Partie  I : les obligations du transporteur au départ
                       Du voyage maritime
 
 
Chapitre I : La prise en charge de la marchandise
                       
 
          Section I : la réception et la reconnaissance
                              De la marchandise
 
          Section II : la prise en charge proprement dite
                                De la marchandise
 
 
Chapitre II : la mise à bord ou le chargement
                          De la marchandise
 
 
Chapitre III : l’arrimage de la marchandise
 
 
Partie  II : les obligations du transporteur au cours
                     Du voyage maritime
 
 
Chapitre I : l’obligation du transporteur de prendre
                      La route à suivre (navigation en droiture)
 
Chapitre II : le déroutement
 
 
Chapitre III : la conservation de la marchandise
                         (Prendre soins à la marchandise)
 
Chapitre VI : le transbordement
                  
 
           
Partie  III : les obligations du transporteur à la fin
                       Du voyage maritime
 
 
Chapitre I : la ponctualité
                       
Chapitre II : le déchargement
 
          Section I : la mise sur terre-plein
 
           Section II : la mise dans les hangars
 
          Section III : la mise dans les magasins sous
                                Douane
 
Chapitre III : la livraison
 
        Section I : la notion de livraison
 
       Section II : les formalités de livraison
 
       Section III : la livraison à une entreprise
                              Monopolistique
 
      Section VI : les différents problèmes relatifs
                              A la livraison
 
 
 Conclusion
 

Introduction :
 
Le transport maritime joue un rôle de plus en plus important dans le développement des pays. Il constitue un facteur déterminant des structures de commerce et de production et, donc aussi de l’intégration économique. Pour certains pays, il peut également constituer une source de revenus grâce à la fourniture de services de transport. 

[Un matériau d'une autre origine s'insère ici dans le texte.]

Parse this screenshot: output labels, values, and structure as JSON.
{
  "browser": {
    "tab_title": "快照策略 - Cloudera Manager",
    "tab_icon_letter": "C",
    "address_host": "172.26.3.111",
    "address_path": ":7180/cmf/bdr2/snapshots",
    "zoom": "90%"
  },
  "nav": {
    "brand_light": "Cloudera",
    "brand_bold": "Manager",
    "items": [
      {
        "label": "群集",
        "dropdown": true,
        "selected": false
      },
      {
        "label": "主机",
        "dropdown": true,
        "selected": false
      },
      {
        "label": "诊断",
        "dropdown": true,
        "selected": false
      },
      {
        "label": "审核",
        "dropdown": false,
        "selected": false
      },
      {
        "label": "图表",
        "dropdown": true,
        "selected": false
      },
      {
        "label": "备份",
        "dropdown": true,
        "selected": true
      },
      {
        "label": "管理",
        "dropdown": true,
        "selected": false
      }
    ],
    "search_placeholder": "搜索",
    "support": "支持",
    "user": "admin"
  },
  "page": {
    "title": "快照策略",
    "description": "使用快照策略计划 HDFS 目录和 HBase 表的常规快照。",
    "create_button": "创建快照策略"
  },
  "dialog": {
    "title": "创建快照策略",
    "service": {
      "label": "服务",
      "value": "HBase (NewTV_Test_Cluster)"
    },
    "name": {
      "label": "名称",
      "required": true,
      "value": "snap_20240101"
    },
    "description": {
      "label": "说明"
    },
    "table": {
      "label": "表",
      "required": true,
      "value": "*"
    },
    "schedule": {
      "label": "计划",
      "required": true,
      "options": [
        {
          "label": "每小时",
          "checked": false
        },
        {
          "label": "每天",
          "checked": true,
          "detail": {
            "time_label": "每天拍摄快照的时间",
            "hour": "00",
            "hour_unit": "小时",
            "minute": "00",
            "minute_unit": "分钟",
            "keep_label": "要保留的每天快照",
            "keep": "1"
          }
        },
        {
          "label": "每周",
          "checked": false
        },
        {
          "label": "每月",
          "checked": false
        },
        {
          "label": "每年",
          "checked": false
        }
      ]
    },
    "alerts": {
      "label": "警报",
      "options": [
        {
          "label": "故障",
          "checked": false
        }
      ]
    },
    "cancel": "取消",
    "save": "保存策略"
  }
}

Par ailleurs, la plupart des transports internationaux comprennent encore un parcours maritime, et les pays les plus industrialisés ont longtemps possédé d’importantes flottes nationales, avec des équipages nationaux et des navires construits dans des chantiers navals nationaux et battant pavillon national. Tous pour faire face à la mondialisation qui a fait du transport maritime une industrie extrêmement concurrentielle. 
Ainsi, les multiples enjeux du secteur du transport maritime vont impérativement pousser les compagnies maritimes et en l’occurrence les transporteurs de marchandises marocains à définir des stratégies adéquates de gestion de leurs risques
[1].
En fait, le transport mondial de Marchandises a connu un fort développement depuis l’introduction du conteneur standardisé dans les années cinquante. En effet, le taux de croissance en volume de l’industrie a été trois fois supérieur à celui de l’économie globale sur les 25 dernières années avec une croissance annuelle de 9,1% depuis 1980 et 11,1% depuis 2000 jusqu’à la fin de 2004. Deux facteurs y ont contribué : la croissance des échanges, notamment à destination et en provenance de Chine  ou d’Inde, a profondément soutenu la demande de transport maritime ;
Par ailleurs, de 1998 à 2004 la part du commerce extérieur (importations et exportations) rapportée au PIB a régulièrement dépassé la barre des 50%. Ceci est le résultat d’une volonté délibérée d’ouverture du pays au commerce international.
Locomotive indéniable de la croissance commerciale, le transport maritime s’impose  ainsi en tant qu’outil privilégié du développement du commerce international.
Le Maroc, de sa part, accorde une attention toute particulière aux activités maritimes en l’occurrence le transport. En effet,  les objectifs et les orientations de la politique actuelle visent la constitution d’une industrie de transport maritime efficace, concurrentielle et performante.
Mais un pareil objectif ne peut être atteint sans le concours de toutes les parties intéressées par l’activité des transports maritimes, et la simplification des procédures ainsi que l’action conjointe de tous les partenaires commerciaux et particulièrement ceux de l’Europe.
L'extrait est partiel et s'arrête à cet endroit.